• Quelques femmes.

    Alors, à propos des femmes, en voici quelques unes.

     

    Herchenfreda.

    Mère de Didier de Cahors. Le biographe de Didier a eu la bonne idée de nous transmettre trois lettres de cette mère à son fils « monté » à la cour de Clotaire II.

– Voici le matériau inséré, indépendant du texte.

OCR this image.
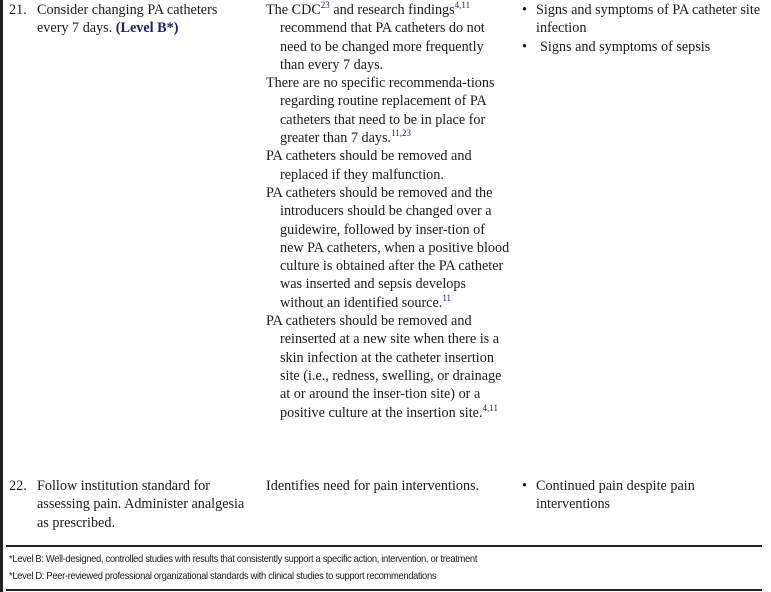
21. Consider changing PA catheters
every 7 days. (Level B*)

The CDC$^{23}$ and research findings$^{4,11}$ recommend that PA catheters do not need to be changed more frequently than every 7 days.

There are no specific recommenda-tions regarding routine replacement of PA catheters that need to be in place for greater than 7 days.$^{11,23}$

PA catheters should be removed and replaced if they malfunction.

PA catheters should be removed and the introducers should be changed over a guidewire, followed by inser-tion of new PA catheters, when a positive blood culture is obtained after the PA catheter was inserted and sepsis develops without an identified source.$^{11}$

PA catheters should be removed and reinserted at a new site when there is a skin infection at the catheter insertion site (i.e., redness, swelling, or drainage at or around the inser-tion site) or a positive culture at the insertion site.$^{4,11}$

• Signs and symptoms of PA catheter site infection

• Signs and symptoms of sepsis

22. Follow institution standard for assessing pain. Administer analgesia as prescribed.
Identifies need for pain interventions.	• Continued pain despite pain interventions

*Level B: Well-designed, controlled studies with results that consistently support a specific action, intervention, or treatment
*Level D: Peer-reviewed professional organizational standards with clinical studies to support recommendations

    Bien qu’elle porte un nom germanique, cette femme est d’origine gallo-romaine. Elle conseille l’adolescent sur sa conduite envers le roi, les femmes, sur sa vie morale et religieuse et même lui promet un envoi si il lui manque quelque chose au palais. Ce sont les seules lettres maternelles que nous possédons pour cette époque (début du VIIe siècle).

     

    Khadîdja. Morte à La Mecque en 619.

    Première femme de Mahomet. Deux fois veuve, riche directrice d’une maison de commerce, elle prit à son service le jeune Mahomet, qui conduisit pour elle des caravanes vers la Syrie, et elle finit par l’épouser. A leur mariage, il avait environ vingt-cinq ans et elle avait environ quarante ans. Elle ne cessa jamais de le soutenir fidèlement de sa tendresse, et aussi de sa fortune, au cours de ses premières luttes. Ils eurent deux fils et quatre filles. Un seul de ces enfants survécut, Fâtima.

    Fâtima fut la seule qui devait laisser une descendance au Prophète.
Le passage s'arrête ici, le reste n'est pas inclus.